Il existe plusieurs représentations de la scène mais les travaux égyptologiques ont concentré leur attention sur l’iconographie des temples d’Edfou et Dendera et nous reproduisons ci-après celle du mammisi de Nectanebo (XXXe dynastie, IVe siècle avant J.-C.) à Dendera. On appelle mammisis un petit temple annexe dans lequel se jouait le mystère de l’enfantement du futur roi. Celui-ci étant d’essence divine, sa génération, de la conception à la naissance, faisait l’objet d’un rituel dont les protagonistes étaient le roi et la reine. Cette « théogamie » avait lieu dans une salle spéciale qui servait de chambre conjugale aux époux, sous la protection — sinon toujours la présence — de divers dieux du panthéon égyptien, dont Khnoum. Si à l’époque tardive de Nectanebo le rôle du couple royal semble être devenu prépondérant — Khnoun faisant plutôt figure de maître ès-science obstétricale (il est resté le recours des parturientes) —, on considère qu’anciennement le Dieu. Potier se suffisait à lui-même dans la création du futur dieu-roi, par le seul effet de son art. Avec l’évolution des mentalités le mystère démiurgique s’est rationalisé et à l’acte pur du tournage s’est adjoins sinon substitué une hiérogamie que le dieu criocéphale a seulement supervisée.

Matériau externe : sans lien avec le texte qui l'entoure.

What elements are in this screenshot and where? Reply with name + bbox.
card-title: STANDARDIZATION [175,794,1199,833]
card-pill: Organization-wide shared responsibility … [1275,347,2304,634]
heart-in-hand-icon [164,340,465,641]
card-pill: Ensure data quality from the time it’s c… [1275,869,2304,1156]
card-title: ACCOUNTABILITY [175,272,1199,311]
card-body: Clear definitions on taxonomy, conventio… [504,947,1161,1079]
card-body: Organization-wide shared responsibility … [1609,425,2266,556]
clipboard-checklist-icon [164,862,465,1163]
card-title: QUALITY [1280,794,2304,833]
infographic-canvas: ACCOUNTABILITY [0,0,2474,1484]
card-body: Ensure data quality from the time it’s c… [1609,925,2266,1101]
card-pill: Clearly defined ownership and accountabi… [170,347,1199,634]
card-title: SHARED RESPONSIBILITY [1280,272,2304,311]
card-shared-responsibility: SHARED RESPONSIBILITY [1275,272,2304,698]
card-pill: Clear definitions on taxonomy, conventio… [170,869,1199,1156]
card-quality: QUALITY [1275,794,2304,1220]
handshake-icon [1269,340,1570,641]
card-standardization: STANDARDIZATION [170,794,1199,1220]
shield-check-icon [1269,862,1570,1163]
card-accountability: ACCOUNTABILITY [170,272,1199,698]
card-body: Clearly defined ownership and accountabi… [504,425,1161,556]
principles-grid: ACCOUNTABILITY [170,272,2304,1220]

Debout sur la girelle du tour, l’enfant est tenu de la main gauche par Khnoum qui, de la droite, parachève la courbure du crâne ou de la coiffure. Le tournage-modelage est pratiquement terminé ; la forme obtenue répond aux canons de la statuaire égyptienne. L’enfant est sur le point d’acquérir son autonomie d’être vivant. Bien qu’encore soutenu et retenu par Khnoum qui, assis au-dessus de la girelle, actionne de son pied gauche le volant pour une dernière rotation, l’enfant semble déjà esquisser un pas en direction de Heket la déesse à tête de grenouille qui, en contrebas, s’appuyant de la main gauche sur le ouas, le sceptre royal, lui tend de la main droite l’ankh, la croix ansée. L’enfant a encore les yeux clos et la bouche fermée, il ne reste plus qu’à l’éveiller à la vie et c’est ce à quoi s’emploie la déesse en approchant l’ankh de son visage. La scène représente donc le moment où la forme parfaite sortie des mains de Khnoum est en train de recevoir le souffle de vie qui anime l’argile et en fait un être vivant. C’est le moment crucial où l’oeuvre de Khnoum n’est plus une merveilleuse statue de terre et pas encore le jeune dieu et nouveau descendant de la lignée royale. Nous sommes dans l’entre-deux, à la charnière de l’art plastique et de la théurgie. Tout annonce que l’enfant ne va pas tarder à descendre de lui-même de la girelle et rejoindre ses parents qui attendent sans doute à proximité le miraculeux accomplissement de l’annonciation de la naissance.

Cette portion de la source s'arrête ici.